Y sin embargo, sentada sobre su regazo, se sorprendió cuando fue ella quien recibió las caricias tiernas en su espalda, caricias que no tenían nada de lujuriosas. Se apartó apenas, sorprendida, y se ruborizó al sentir el delicado beso sobre su mejilla.
—Es una espalda muy pequeña para todo lo que has soportado, querida Cass —susurró cerca de su oído, y ella se estremeció, atónita. Buscó sus ojos, y se sorprendió al ver la mirada amistosa, cargada de un cariño y comprensión que nunca nadie le había dedicado. Cuando volvió a hablar, ella olvidó por un momento cómo se respiraba —. Si alguna vez quieres llorar, si alguna vez quieres un abrazo o alguien que te sostenga, llámame y estaré para ti sin importar qué esté haciendo o la hora que sea. Si no puedo ser tu amante, al menos déjame ser tu amigo.

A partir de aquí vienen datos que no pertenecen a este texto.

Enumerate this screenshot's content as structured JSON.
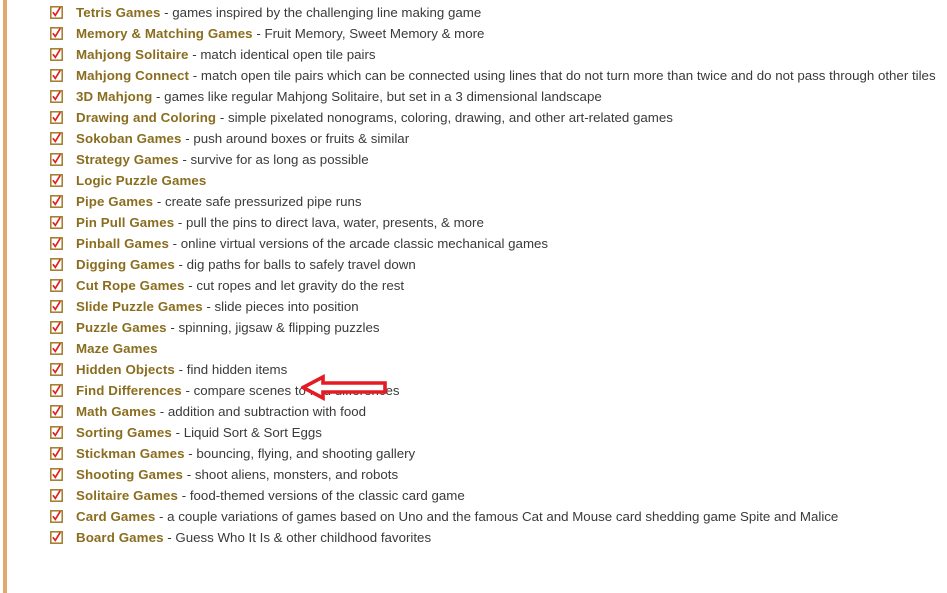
{
  "page": {
    "background_color": "#ffffff",
    "left_border_color": "#e0a96d",
    "title_color": "#8a6d1e",
    "description_color": "#3a3a3a",
    "checkbox_box_color": "#a07b28",
    "checkbox_check_color": "#e02020",
    "annotation_color": "#e31b23"
  },
  "annotation": {
    "shape": "left-arrow",
    "color": "#e31b23",
    "points_at": "Hidden Objects"
  },
  "list": {
    "items": [
      {
        "title": "Tetris Games",
        "desc": " - games inspired by the challenging line making game"
      },
      {
        "title": "Memory & Matching Games",
        "desc": " - Fruit Memory, Sweet Memory & more"
      },
      {
        "title": "Mahjong Solitaire",
        "desc": " - match identical open tile pairs"
      },
      {
        "title": "Mahjong Connect",
        "desc": " - match open tile pairs which can be connected using lines that do not turn more than twice and do not pass through other tiles"
      },
      {
        "title": "3D Mahjong",
        "desc": " - games like regular Mahjong Solitaire, but set in a 3 dimensional landscape"
      },
      {
        "title": "Drawing and Coloring",
        "desc": " - simple pixelated nonograms, coloring, drawing, and other art-related games"
      },
      {
        "title": "Sokoban Games",
        "desc": " - push around boxes or fruits & similar"
      },
      {
        "title": "Strategy Games",
        "desc": " - survive for as long as possible"
      },
      {
        "title": "Logic Puzzle Games",
        "desc": ""
      },
      {
        "title": "Pipe Games",
        "desc": " - create safe pressurized pipe runs"
      },
      {
        "title": "Pin Pull Games",
        "desc": " - pull the pins to direct lava, water, presents, & more"
      },
      {
        "title": "Pinball Games",
        "desc": " - online virtual versions of the arcade classic mechanical games"
      },
      {
        "title": "Digging Games",
        "desc": " - dig paths for balls to safely travel down"
      },
      {
        "title": "Cut Rope Games",
        "desc": " - cut ropes and let gravity do the rest"
      },
      {
        "title": "Slide Puzzle Games",
        "desc": " - slide pieces into position"
      },
      {
        "title": "Puzzle Games",
        "desc": " - spinning, jigsaw & flipping puzzles"
      },
      {
        "title": "Maze Games",
        "desc": ""
      },
      {
        "title": "Hidden Objects",
        "desc": " - find hidden items"
      },
      {
        "title": "Find Differences",
        "desc": " - compare scenes to find differences"
      },
      {
        "title": "Math Games",
        "desc": " - addition and subtraction with food"
      },
      {
        "title": "Sorting Games",
        "desc": " - Liquid Sort & Sort Eggs"
      },
      {
        "title": "Stickman Games",
        "desc": " - bouncing, flying, and shooting gallery"
      },
      {
        "title": "Shooting Games",
        "desc": " - shoot aliens, monsters, and robots"
      },
      {
        "title": "Solitaire Games",
        "desc": " - food-themed versions of the classic card game"
      },
      {
        "title": "Card Games",
        "desc": " - a couple variations of games based on Uno and the famous Cat and Mouse card shedding game Spite and Malice"
      },
      {
        "title": "Board Games",
        "desc": " - Guess Who It Is & other childhood favorites"
      }
    ]
  }
}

Cass respiró hondo, agitada, con todas sus defensas temblando. Sabía cómo rechazar a un atrevido, sabía cómo tratar con un niño roto, sabía amar por una noche y olvidar, sabía incluso ser el consuelo de personas a las que apenas conocía... pero lo que no sabía, lo que nunca había tenido, era un lugar donde ser ella quien recibiera consuelo, un par de brazos que la rodearan y le permitieran llorar, un lugar donde ser egoísta y dejarse caer sin que se desmoronase también.

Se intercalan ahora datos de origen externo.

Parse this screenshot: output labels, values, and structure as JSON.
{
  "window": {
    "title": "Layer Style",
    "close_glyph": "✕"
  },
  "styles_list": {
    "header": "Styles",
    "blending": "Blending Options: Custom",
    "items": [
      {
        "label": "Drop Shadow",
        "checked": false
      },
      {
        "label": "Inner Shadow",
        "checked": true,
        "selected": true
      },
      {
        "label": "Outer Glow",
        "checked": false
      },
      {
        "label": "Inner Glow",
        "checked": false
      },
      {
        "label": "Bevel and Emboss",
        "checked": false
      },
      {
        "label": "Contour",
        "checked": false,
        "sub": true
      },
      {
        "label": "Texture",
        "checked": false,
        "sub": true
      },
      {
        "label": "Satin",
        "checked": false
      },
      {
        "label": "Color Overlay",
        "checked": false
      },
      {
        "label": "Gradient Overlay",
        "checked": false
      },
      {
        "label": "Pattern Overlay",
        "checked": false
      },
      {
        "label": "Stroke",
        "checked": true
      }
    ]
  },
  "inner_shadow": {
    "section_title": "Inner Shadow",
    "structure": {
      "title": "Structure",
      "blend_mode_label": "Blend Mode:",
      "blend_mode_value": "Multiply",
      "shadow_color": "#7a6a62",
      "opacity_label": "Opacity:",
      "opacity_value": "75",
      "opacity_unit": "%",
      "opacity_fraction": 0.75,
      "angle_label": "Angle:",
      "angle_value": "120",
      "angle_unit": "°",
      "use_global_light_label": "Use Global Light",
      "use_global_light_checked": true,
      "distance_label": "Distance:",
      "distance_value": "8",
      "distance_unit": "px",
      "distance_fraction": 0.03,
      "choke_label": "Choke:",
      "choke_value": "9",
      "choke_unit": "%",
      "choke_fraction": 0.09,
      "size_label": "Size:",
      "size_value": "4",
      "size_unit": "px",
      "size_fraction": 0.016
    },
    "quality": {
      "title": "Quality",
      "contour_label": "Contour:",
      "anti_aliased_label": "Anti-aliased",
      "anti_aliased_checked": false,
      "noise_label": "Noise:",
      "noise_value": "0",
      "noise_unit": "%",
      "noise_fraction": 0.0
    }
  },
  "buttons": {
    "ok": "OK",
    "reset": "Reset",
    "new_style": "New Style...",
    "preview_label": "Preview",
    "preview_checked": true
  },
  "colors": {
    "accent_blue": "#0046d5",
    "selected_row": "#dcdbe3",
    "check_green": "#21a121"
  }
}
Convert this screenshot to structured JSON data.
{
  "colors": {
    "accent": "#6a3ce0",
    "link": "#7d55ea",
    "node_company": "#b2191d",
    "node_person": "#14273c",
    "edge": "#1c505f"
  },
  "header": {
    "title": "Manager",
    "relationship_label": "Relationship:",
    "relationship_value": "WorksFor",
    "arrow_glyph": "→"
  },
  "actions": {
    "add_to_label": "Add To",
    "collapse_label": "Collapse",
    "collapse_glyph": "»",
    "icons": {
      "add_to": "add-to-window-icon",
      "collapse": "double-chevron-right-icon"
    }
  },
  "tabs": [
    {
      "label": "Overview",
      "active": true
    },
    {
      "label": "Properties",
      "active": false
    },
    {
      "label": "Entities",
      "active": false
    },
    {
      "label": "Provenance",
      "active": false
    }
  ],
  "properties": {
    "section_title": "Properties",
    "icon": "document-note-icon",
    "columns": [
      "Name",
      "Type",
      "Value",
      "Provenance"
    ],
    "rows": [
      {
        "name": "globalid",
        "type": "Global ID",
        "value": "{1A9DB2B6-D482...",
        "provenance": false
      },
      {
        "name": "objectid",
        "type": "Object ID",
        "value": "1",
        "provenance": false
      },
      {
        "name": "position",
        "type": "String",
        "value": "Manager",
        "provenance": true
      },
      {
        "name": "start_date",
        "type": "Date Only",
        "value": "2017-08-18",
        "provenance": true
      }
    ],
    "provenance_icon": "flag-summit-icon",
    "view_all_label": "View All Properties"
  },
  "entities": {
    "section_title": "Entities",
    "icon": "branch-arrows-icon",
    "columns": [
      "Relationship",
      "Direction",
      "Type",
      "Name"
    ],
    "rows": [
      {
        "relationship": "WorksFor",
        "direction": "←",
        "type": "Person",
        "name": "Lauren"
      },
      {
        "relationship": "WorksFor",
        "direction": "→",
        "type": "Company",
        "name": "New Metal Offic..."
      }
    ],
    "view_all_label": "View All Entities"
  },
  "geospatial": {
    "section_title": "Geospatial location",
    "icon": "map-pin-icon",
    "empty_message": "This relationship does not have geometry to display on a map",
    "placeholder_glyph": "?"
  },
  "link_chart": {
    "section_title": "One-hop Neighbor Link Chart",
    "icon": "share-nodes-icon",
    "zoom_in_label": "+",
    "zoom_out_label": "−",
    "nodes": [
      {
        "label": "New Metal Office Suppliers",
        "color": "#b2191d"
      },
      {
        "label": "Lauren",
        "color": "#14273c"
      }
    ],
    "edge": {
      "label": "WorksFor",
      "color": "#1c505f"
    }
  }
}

Tragó saliva, tratando de pensar un chiste que la sacara del paso, un comentario que restara peso a la situación, algo que evitara que su labio inferior temblara y su visión se volviera cada vez más borrosa. Pero, en cambio, lo único que pudo hacer fue dejarse envolver por los brazos de aquel hombre que sabía cómo arreglar desde cero todo lo que caía cerca de él y, por primera vez, llorar un poco de todo lo que por años había callado.
Cass estaba ansiosa, como mínimo.
Desde que se besaran aquella noche, Alistair y ella no se habían visto de nuevo. No habían tenido oportunidad con el regreso de los chicos a la ciudad, y con ello la cercanía de su presentación inminente de Alistair y sus sobrinos.
Pero no, no era eso lo que la tenía nerviosa. Y tampoco lo era, como cabría esperar, la llamada del empresario invitándola a salir con sus mejores ropas, aun cuando debiera molestar a Hiro para que la ayudara a elegir su vestido y, de paso, debiera indagar un poco en el motivo por el que sus sobrinos parecían tan alejados al regresar del viaje.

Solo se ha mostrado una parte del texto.